Radical Islamic preacher Abu Qatada has been acquitted of terrorism charges by a Jordanian court. He was deported to the Middle Eastern kingdom from the U.K. in 2013.
On Wednesday, a court in the capital Amman found him not guilty of plotting to carry out terrorist attacks on Western and Israeli targets in Jordan during millennium New Year celebrations, reports the BBC.
He was accused of providing “spiritual support” through his writings to those alleged to have plotted the attacks.
In June, the 53-year-old cleric was also cleared of a conspiracy to attack an American school in Amman.
Abu Qatada had been involved in a decadelong legal battle in the U.K. Government ministers repeatedly tried to deport him to Jordan so he could face the charges in his home country, but judges were concerned he could face torture if repatriated.

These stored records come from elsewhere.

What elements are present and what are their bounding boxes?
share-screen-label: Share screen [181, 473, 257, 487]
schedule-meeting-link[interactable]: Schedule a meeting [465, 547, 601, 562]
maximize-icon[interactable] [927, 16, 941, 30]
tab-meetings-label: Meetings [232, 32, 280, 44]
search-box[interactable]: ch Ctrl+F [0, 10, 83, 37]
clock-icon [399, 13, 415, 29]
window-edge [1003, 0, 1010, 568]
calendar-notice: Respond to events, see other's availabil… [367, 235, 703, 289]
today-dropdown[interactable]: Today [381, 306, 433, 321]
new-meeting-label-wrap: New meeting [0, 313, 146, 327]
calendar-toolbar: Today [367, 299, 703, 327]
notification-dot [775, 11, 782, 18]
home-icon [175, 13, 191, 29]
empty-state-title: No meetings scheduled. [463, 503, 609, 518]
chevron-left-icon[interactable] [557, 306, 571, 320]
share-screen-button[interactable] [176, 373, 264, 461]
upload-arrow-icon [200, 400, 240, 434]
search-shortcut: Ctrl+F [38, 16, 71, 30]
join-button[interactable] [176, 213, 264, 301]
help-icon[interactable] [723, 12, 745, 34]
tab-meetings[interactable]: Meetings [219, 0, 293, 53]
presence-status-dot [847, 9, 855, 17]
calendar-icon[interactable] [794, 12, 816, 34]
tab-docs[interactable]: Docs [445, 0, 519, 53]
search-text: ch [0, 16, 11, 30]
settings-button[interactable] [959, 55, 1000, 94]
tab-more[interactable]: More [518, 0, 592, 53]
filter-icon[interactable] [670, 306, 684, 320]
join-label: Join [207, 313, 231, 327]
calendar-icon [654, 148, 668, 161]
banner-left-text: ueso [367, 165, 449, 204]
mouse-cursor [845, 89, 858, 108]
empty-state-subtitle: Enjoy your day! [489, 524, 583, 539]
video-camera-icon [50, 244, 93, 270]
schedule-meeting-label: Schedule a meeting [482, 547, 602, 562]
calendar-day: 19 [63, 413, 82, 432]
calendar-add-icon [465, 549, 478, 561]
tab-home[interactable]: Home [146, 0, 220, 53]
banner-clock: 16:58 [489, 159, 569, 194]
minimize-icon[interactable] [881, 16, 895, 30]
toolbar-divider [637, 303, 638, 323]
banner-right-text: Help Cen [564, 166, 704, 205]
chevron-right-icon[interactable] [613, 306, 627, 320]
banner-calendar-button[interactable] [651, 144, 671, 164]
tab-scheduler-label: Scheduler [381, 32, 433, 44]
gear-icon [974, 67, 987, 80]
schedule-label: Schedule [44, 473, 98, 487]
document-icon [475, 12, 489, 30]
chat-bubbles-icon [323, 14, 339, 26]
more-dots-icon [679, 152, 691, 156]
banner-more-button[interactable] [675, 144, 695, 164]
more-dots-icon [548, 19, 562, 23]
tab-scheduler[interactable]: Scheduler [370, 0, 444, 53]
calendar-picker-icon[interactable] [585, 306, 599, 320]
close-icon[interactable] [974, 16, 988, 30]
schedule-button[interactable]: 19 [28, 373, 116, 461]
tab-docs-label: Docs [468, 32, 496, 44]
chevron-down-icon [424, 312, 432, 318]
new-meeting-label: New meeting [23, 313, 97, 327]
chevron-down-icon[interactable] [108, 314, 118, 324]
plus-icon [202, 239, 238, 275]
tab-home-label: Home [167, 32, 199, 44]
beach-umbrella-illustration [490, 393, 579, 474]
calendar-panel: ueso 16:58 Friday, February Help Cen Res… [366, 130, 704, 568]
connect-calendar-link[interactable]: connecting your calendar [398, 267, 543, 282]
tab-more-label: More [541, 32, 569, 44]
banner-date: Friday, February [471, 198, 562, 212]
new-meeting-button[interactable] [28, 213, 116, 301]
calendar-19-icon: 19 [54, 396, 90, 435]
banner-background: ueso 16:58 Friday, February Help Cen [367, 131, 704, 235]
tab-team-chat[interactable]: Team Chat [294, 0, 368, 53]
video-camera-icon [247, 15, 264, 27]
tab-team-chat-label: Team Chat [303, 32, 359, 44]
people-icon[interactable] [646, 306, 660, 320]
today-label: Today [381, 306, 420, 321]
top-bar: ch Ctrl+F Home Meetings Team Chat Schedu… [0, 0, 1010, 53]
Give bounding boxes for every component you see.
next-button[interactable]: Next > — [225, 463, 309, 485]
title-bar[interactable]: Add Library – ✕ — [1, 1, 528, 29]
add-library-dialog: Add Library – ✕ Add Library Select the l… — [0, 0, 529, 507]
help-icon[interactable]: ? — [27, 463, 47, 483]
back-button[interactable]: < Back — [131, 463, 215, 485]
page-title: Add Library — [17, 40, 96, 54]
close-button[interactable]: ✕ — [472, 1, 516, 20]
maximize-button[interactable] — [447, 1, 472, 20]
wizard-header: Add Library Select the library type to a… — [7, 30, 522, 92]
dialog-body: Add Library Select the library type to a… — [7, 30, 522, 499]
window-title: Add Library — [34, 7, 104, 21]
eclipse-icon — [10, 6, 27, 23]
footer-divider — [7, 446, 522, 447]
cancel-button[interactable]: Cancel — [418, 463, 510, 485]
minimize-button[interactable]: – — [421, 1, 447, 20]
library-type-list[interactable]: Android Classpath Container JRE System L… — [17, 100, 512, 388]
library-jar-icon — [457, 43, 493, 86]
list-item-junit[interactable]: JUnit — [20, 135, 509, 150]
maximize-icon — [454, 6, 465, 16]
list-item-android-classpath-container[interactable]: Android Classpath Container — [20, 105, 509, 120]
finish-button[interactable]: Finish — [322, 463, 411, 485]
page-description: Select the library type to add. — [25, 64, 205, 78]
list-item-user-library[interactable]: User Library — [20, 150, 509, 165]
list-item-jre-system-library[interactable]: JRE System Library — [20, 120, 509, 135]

After the U.K. and Jordan signed a deal in 2013 stating evidence gathered against Abu Qatada obtained by British deportees in Jordan could not be used, British Home Secretary Theresa May secured his deportation.
“It is right that the due process of law has taken place in Jordan,” a spokesperson for the Home Office told the BBC.
In 1994, Abu Qatada was granted asylum in the U.K. but officials quickly saw him as a security threat.
British judges called him a “truly dangerous individual … at the centre in the United Kingdom of terrorist activities associated with al-Qaeda,” reports the BBC.